Читаем Тыл-фронт полностью

— По правилам — да, а на деле — держи карман. В соседнем полку в конце ноября трое бойцов понесли ужин на Одинокую и заблудились. Темень, пурга с ног валит. Они блуждали, блуждали, видят: дело плохо, и давай кричать. А зашли метров на четыреста на ту сторону. Там и взяли их. День прошел, два, неделя. Запросил полковник миссию. «Пообморозились все, говорят, спешно отправили в Муданьцзян». А еще через неделю уже другими путями узнали… — Козырев смолк на минуту, — один умер от пыток, второго искололи и, согласно своем порядку не оставлять следов, пристрелили в застенке. Третьего чуть живым отправили в Харбин в какой-то особый отряд, наверное, с усовершенствованными пытками. А посмотрел бы, что они у нас вытворяют. Есть даешь — мисками бросаются: не то подал: пугают — харакири сделаем. Махнешь рукой — дуй, мол, это дело твое. Пошепчет, пошепчет, а не режется. Правда, так больше поступают офицеры и унтеры. Солдаты без них сговорчивей.

Из-за поворота показались трое верховых в белых маскировочных халатах. У двоих поперек седел лежало что-то массивное. Впереди третьего быстрым шагом шел длинный мужчина.

— Наши… подождем, — приглядываясь, проговорил Козырев. Он направился навстречу конникам. Рощин пошел за ним.

— Задержан один нарушитель.

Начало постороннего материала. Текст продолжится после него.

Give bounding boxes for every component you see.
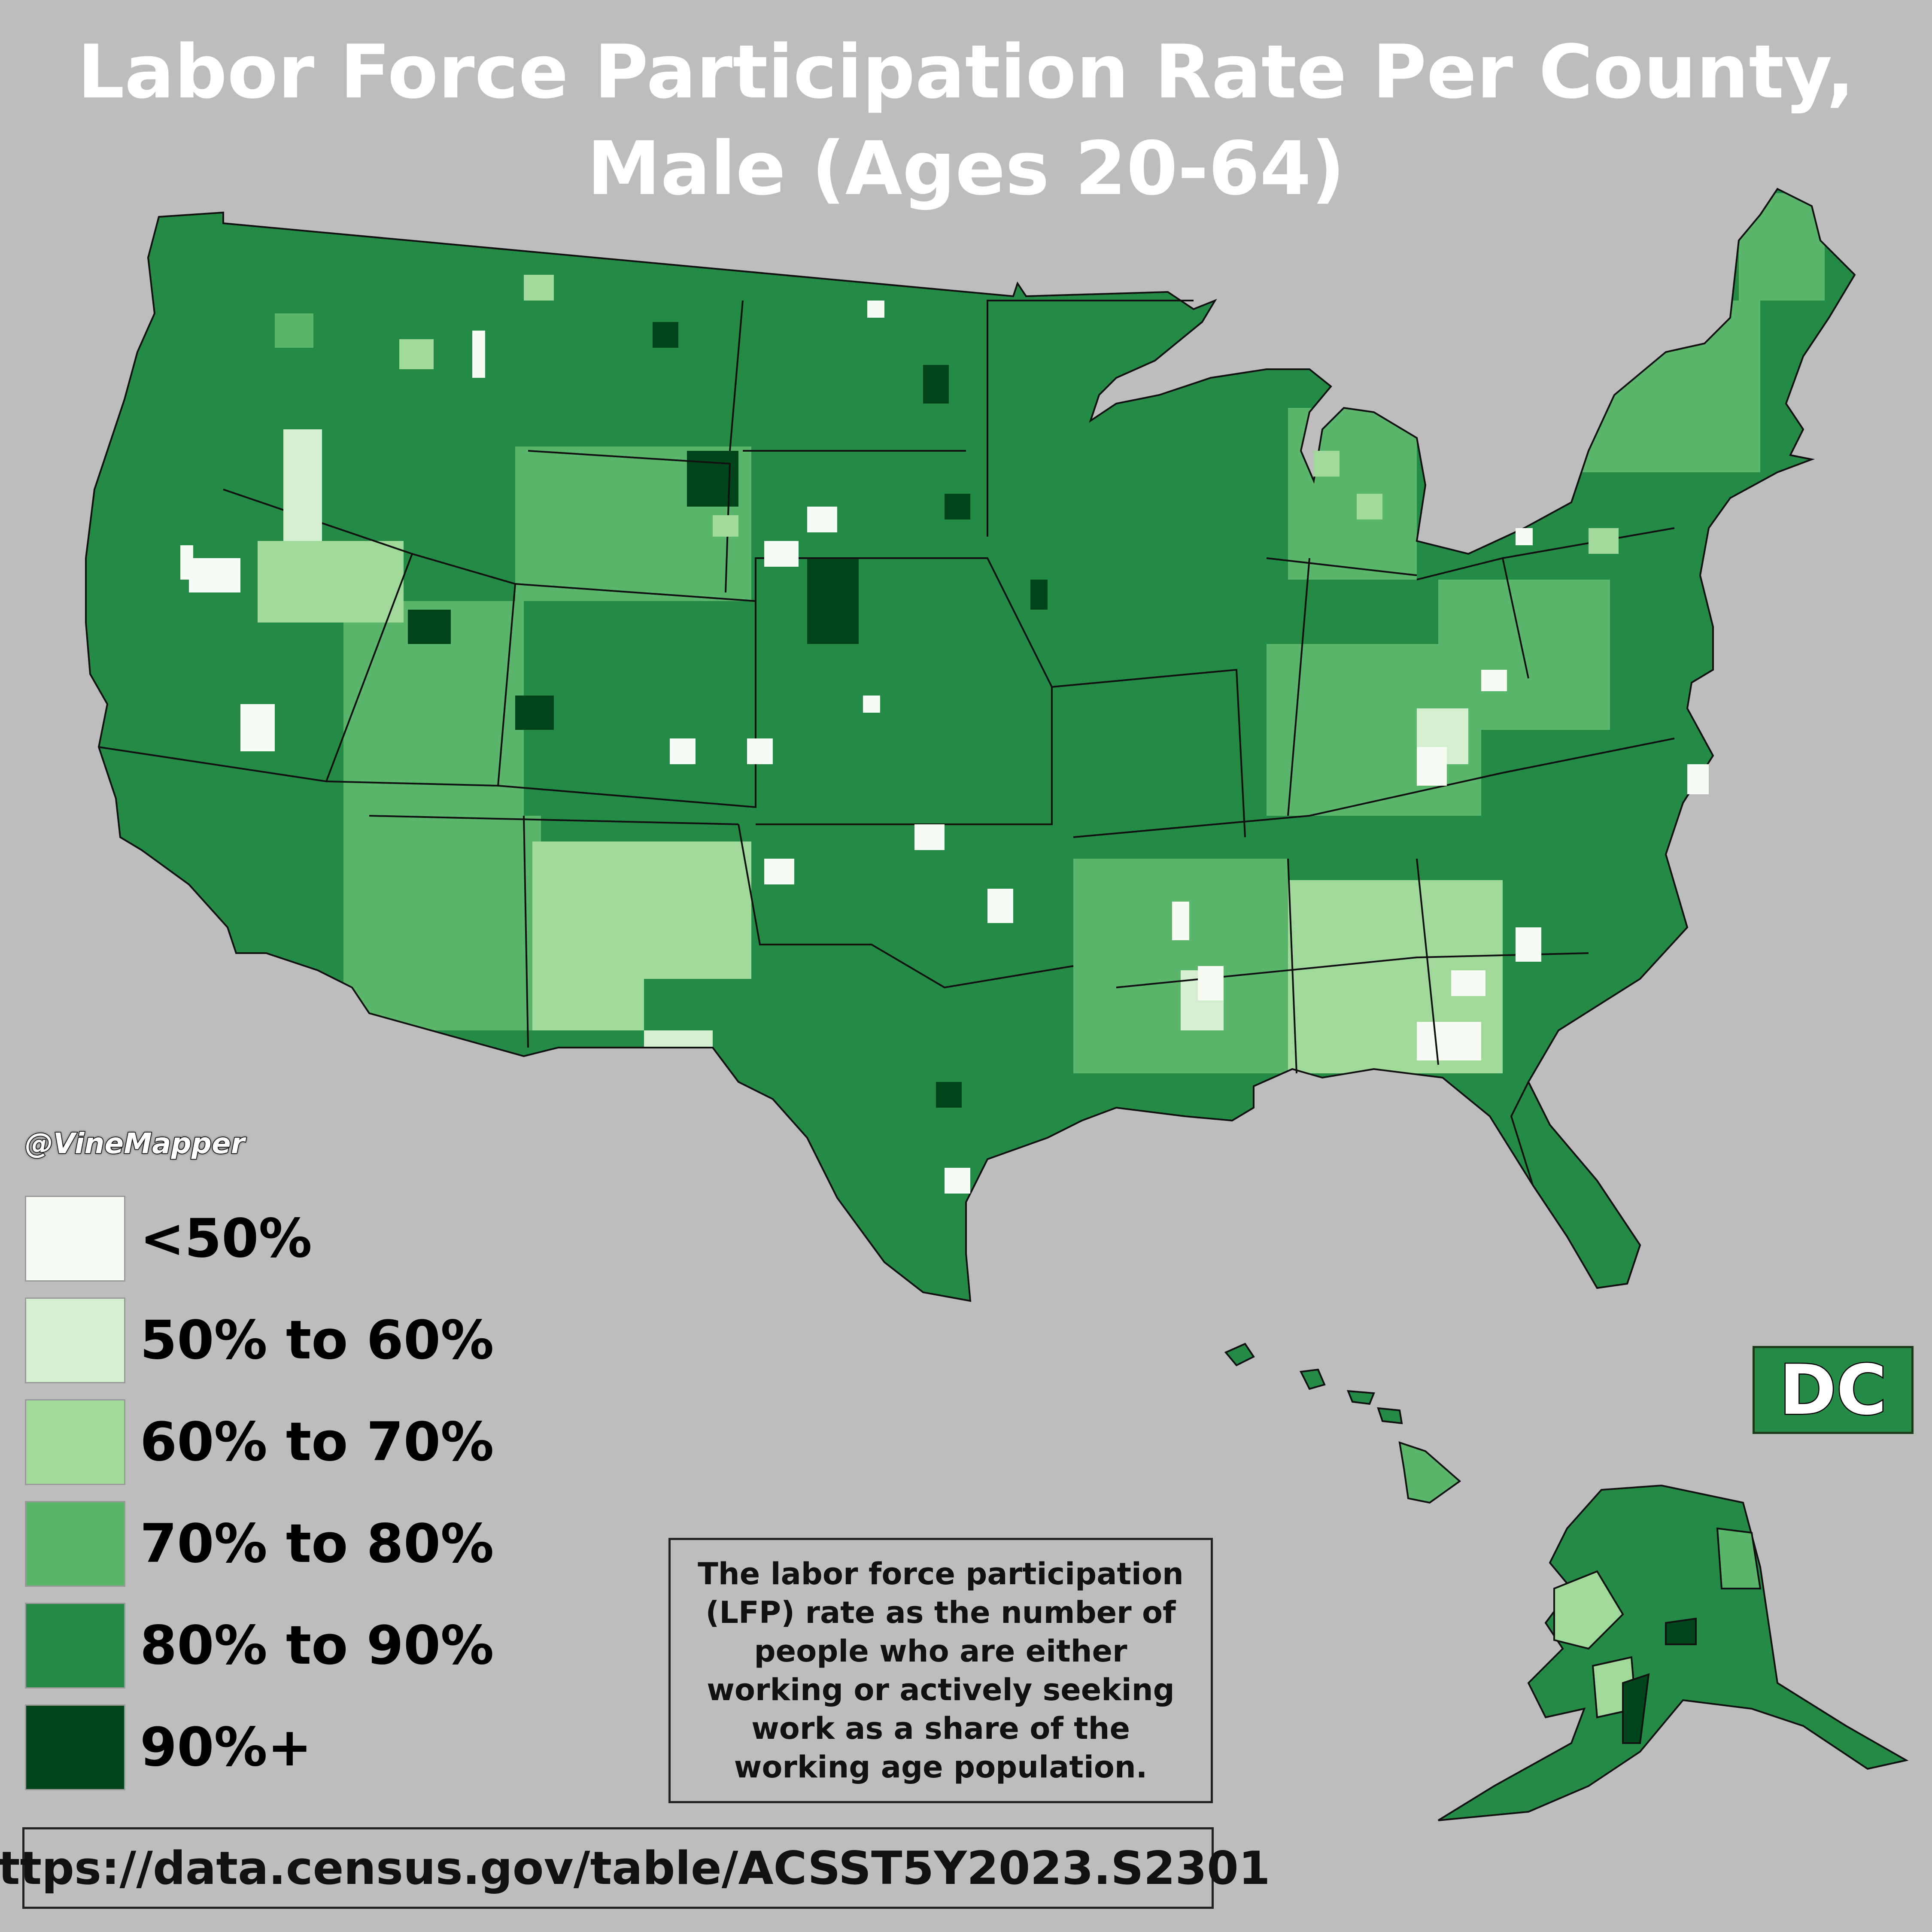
legend-swatch [25, 1297, 125, 1383]
legend-label: 60% to 70% [140, 1411, 494, 1473]
legend-swatch [25, 1399, 125, 1485]
title-line-2: Male (Ages 20-64) [587, 125, 1345, 212]
dc-inset: DC [1753, 1346, 1914, 1434]
legend-swatch [25, 1196, 125, 1282]
florida-peninsula [1510, 1080, 1641, 1289]
alaska [1437, 1484, 1909, 1821]
contiguous-us [85, 188, 1856, 1302]
legend-label: <50% [140, 1208, 312, 1270]
map-title: Labor Force Participation Rate Per Count… [0, 24, 1932, 217]
definition-box: The labor force participation (LFP) rate… [668, 1538, 1213, 1803]
title-line-1: Labor Force Participation Rate Per Count… [77, 29, 1855, 115]
legend-label: 80% to 90% [140, 1615, 494, 1677]
county-detail [275, 275, 1709, 1194]
dc-label: DC [1778, 1349, 1888, 1431]
legend-label: 50% to 60% [140, 1309, 494, 1371]
legend-swatch [25, 1603, 125, 1689]
legend-label: 70% to 80% [140, 1513, 494, 1575]
source-url[interactable]: https://data.census.gov/table/ACSST5Y202… [0, 1841, 1270, 1895]
definition-text: The labor force participation (LFP) rate… [698, 1556, 1184, 1785]
legend-swatch [25, 1501, 125, 1587]
legend-label: 90%+ [140, 1716, 312, 1778]
hawaii [1224, 1343, 1461, 1504]
legend-swatch [25, 1704, 125, 1790]
credit-label: @VineMapper [24, 1127, 245, 1161]
source-box: https://data.census.gov/table/ACSST5Y202… [0, 1827, 1270, 1909]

Двое убиты в перестрелке, — доложил старший. — Обнаружен вещмешок с консервными банками. Предполагаю, взрывчатка: тяжелый.

— Что-то знакомое, — начальник погранзаставы подошел к задержанному и всмотрелся в его лицо. Потом отошел шага на два и, словно любуясь, окинул того с ног до головы. — Рябоконь? — спросил он.

Задержанный промолчал.

— Не желаете знакомиться здесь?

— Знакомы, хрипло отозвался диверсант, поняв, что дальнейшая игра бессмысленна. — Ведите скорей, а то в этой шубе замерз, — кивнул он на шинель.

— Это кто? — указал Козырев на убитых.

— Не знаю, японцы брали всех подряд. Попробуй откажись, — нехотя ответил Рябоконь.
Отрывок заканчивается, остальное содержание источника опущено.